As for the part of the budget that won’t take care of itself, President Obama fought an ugly and costly battle to bend the cost curve of health care, in which he was accused of everything from creating death panels to looting benefits of seniors in order to pass them out to his army of Takers. Since he’s already paid that price, why wouldn’t he wait and see how well Medicare cost saving techniques work?
If your deficit-hysteria has no basis in sound economic thought and your political argument is weak because, well, the legislative framework of the past few years has largely reflected your desires then your obsession is an arbitrary choice. A network morning show may amplify the nature of your focus, but that is a difference of degree and not kind.

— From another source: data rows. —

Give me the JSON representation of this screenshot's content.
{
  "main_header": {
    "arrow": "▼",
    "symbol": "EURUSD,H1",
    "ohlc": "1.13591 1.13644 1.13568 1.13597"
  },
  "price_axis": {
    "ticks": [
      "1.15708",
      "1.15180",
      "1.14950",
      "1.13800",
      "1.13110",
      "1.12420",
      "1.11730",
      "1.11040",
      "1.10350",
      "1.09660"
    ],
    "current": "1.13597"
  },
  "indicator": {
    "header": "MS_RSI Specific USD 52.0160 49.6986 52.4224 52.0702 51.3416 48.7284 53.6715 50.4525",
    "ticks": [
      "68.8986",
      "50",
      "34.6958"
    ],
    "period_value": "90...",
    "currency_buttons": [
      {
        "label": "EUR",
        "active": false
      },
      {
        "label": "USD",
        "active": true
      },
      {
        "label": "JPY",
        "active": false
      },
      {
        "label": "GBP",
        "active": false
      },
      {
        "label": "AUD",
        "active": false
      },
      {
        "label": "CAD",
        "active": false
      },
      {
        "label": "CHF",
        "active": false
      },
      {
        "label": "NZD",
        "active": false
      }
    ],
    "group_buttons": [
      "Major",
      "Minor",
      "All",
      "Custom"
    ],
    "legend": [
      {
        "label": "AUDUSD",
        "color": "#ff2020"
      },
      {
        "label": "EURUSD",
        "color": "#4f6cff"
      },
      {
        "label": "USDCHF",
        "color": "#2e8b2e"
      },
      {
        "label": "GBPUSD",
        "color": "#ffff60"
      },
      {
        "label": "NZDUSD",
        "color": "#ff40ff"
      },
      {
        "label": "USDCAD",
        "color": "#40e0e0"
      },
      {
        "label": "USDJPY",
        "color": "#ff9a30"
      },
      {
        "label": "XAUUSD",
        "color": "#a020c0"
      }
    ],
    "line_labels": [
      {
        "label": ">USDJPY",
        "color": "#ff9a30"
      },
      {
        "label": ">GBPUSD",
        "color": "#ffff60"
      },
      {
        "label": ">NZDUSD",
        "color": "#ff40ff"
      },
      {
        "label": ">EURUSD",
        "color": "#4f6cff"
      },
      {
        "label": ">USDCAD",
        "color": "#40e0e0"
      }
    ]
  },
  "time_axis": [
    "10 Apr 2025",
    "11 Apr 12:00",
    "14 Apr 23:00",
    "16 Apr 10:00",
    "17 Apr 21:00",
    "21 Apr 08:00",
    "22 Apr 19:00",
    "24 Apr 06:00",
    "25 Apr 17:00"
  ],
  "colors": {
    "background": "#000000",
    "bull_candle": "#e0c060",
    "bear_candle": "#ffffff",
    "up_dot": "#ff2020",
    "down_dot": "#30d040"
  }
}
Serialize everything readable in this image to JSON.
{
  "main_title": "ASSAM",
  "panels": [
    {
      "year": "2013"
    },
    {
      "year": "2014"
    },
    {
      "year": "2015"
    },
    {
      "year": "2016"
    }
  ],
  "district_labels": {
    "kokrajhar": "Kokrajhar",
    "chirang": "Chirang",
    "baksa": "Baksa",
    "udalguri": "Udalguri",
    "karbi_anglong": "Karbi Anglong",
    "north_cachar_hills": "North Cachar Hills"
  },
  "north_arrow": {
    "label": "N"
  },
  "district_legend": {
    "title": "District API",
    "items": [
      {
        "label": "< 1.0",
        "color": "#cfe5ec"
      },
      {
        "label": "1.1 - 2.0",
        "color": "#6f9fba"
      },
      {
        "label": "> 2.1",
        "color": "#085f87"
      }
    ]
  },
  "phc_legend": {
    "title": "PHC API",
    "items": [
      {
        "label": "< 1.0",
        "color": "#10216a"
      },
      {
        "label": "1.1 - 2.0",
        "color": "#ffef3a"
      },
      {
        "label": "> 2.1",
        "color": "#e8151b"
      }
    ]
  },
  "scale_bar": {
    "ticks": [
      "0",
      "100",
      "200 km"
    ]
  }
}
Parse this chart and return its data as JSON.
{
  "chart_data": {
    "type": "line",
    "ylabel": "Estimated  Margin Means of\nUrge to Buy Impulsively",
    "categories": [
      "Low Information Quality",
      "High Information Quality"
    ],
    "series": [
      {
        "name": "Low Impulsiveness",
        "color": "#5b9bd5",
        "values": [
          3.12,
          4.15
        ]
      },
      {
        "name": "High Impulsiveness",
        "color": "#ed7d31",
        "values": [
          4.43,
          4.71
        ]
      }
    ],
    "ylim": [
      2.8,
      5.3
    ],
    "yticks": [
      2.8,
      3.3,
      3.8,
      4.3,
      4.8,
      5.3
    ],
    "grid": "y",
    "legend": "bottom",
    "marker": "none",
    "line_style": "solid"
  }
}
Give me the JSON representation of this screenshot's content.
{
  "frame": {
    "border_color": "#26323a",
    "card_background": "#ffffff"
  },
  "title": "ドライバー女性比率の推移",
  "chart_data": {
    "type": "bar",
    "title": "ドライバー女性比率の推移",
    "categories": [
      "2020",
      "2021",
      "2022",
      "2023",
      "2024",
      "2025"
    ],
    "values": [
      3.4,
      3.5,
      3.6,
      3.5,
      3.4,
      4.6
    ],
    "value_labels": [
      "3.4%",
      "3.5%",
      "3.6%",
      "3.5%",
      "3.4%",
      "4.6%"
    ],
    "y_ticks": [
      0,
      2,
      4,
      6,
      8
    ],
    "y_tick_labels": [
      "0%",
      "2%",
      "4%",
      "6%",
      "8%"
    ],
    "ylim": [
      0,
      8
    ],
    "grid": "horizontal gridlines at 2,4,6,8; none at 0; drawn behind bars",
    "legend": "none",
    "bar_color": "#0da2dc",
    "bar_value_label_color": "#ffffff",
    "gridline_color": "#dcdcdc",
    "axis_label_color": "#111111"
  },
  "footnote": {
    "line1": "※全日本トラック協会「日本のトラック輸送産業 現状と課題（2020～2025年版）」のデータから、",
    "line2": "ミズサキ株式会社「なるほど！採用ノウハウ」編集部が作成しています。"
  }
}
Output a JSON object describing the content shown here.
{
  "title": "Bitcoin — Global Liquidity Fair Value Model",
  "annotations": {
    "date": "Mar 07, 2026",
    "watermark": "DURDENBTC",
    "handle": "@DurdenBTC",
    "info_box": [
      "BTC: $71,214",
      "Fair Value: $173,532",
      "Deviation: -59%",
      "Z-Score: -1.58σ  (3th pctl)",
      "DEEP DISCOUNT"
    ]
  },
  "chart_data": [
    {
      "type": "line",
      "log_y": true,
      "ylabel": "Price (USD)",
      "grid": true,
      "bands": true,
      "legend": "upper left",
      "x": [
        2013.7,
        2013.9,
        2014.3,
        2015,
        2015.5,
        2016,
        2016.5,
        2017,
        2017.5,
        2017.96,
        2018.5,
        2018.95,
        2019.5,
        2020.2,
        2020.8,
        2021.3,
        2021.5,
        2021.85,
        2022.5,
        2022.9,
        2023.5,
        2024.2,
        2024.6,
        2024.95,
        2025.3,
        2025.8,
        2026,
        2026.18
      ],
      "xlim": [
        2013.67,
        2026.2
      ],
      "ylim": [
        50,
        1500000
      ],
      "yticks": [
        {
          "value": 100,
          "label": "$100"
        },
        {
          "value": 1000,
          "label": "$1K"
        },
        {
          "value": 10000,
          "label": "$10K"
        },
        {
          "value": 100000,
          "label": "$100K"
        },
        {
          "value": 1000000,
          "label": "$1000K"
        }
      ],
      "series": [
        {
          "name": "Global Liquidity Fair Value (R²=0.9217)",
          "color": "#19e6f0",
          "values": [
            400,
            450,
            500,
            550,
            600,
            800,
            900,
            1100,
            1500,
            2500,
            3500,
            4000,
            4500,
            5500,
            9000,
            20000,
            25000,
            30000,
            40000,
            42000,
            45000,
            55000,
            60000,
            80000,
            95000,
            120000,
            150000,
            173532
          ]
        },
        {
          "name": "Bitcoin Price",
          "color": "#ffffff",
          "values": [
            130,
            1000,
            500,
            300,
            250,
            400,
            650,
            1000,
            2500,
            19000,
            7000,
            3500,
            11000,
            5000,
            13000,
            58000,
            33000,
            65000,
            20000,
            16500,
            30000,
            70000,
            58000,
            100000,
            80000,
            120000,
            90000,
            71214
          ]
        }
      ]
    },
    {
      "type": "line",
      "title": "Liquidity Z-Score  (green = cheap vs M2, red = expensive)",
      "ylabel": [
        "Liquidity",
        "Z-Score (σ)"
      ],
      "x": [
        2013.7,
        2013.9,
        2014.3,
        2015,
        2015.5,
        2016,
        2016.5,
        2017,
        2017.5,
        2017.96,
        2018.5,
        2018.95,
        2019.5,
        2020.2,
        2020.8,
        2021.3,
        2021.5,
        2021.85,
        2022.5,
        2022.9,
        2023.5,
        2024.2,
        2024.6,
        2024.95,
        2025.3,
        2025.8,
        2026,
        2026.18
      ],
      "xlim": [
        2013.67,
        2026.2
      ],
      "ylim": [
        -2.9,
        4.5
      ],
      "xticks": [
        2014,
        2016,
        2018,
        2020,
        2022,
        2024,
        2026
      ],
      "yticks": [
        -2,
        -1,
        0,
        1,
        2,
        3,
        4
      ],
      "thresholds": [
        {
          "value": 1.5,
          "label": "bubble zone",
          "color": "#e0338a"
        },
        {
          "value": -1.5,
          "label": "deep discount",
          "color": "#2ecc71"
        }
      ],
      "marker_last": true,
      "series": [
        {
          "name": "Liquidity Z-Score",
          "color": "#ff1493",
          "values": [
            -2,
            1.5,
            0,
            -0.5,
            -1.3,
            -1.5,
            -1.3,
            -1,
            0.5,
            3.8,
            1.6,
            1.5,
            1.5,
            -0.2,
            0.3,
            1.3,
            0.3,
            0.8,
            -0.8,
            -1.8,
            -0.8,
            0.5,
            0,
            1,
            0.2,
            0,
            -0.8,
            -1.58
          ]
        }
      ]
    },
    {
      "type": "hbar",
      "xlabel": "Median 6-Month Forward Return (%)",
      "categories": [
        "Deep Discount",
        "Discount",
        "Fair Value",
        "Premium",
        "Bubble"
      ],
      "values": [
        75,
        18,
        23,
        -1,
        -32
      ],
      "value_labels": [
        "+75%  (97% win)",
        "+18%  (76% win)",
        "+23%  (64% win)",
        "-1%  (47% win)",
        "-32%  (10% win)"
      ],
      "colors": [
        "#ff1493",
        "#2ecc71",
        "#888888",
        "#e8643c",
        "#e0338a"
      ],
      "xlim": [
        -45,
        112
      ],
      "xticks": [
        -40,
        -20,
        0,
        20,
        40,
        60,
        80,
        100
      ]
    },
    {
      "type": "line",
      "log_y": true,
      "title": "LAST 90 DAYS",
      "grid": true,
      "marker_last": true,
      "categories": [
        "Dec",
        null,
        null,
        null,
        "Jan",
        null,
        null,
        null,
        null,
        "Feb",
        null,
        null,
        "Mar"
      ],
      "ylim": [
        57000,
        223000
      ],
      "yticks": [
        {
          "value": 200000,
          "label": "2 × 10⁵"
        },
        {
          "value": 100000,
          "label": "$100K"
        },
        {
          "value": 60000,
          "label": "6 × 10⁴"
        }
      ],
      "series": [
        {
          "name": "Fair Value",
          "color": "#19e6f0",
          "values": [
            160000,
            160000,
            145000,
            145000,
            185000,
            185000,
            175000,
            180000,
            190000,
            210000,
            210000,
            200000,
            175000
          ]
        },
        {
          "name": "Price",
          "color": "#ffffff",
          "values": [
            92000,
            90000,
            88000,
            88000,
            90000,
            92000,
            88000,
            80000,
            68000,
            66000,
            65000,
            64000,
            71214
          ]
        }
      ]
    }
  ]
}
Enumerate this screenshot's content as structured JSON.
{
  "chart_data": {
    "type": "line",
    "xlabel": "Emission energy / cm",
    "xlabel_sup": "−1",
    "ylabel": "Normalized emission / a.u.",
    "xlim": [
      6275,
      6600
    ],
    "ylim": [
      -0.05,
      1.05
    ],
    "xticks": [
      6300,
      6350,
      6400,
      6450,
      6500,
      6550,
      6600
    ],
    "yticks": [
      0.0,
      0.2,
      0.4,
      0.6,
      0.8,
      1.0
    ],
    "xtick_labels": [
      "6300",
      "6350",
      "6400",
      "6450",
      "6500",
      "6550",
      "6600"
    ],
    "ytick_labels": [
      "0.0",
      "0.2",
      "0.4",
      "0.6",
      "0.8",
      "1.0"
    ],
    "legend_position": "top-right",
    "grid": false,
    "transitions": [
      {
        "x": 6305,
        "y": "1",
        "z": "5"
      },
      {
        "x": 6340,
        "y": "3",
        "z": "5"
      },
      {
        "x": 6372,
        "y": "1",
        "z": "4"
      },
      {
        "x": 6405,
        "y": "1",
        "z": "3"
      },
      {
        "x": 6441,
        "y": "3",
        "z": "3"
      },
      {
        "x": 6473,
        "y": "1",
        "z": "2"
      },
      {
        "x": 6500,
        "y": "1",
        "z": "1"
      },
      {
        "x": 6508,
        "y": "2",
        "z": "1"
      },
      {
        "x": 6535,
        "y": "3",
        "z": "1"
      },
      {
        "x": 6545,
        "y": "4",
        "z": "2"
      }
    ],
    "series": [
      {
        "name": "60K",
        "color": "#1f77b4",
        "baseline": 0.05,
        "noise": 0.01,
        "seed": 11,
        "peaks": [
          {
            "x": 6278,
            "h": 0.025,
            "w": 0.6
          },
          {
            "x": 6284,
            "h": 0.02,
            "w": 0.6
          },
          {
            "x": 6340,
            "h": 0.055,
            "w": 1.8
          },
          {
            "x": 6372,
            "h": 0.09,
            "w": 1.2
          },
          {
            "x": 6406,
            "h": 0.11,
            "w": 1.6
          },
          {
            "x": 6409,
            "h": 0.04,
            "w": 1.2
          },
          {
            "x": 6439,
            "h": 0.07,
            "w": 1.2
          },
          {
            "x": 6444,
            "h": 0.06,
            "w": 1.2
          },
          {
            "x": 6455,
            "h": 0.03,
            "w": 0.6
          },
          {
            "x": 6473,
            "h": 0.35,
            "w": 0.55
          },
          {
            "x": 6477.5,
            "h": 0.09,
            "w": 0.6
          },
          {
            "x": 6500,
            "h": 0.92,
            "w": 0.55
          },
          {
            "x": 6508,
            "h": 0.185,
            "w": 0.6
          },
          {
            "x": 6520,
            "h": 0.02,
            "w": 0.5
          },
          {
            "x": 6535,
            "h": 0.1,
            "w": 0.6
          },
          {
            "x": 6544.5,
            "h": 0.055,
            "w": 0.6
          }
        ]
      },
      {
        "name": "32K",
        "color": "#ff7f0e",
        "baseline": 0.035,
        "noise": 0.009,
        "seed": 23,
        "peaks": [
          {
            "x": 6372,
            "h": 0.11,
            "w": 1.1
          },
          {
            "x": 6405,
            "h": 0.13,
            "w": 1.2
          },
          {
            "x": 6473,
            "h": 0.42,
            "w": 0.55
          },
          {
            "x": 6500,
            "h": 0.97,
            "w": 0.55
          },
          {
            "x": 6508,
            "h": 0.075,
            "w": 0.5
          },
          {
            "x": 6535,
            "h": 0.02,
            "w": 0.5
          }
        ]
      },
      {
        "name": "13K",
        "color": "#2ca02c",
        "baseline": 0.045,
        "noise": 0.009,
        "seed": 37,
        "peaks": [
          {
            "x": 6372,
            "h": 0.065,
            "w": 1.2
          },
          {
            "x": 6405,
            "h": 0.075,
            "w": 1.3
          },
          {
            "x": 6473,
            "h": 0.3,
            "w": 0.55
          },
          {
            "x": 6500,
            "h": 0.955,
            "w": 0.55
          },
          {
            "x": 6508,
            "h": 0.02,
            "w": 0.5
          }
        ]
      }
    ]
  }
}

Now far be it for me to assume I could come up with a better term than Sargent et al. (and Krugman wasn’t the only person to see Scarborough’s defense as a poor attempt at argument through authority) on the inability of Joe to get over it. Yet in this manner he is as human as the rest of us, by which I mean that our worldview is primarily shaped by our immediate sphere of social influences and way of life. Think of it as occupying an epistemological-closed box, or a modified version of Marx’s concept of class consciousness, whereby Joe is simply exercising the knowledge and opinions that one would expect from a Very Serious and Commercially Successful Moderately Conservative Pundit Burnishing His Bipartisan Credentials. Because there is a bipartisan feedback loop on the importance of the debt and deficit — a concern (naturally) reinforced by the Very Serious Guests who solemnly nod as they maintain their membership on the cable gravy train — that is proof enough for Joe that the deficit is the most pressing moral concern of our times.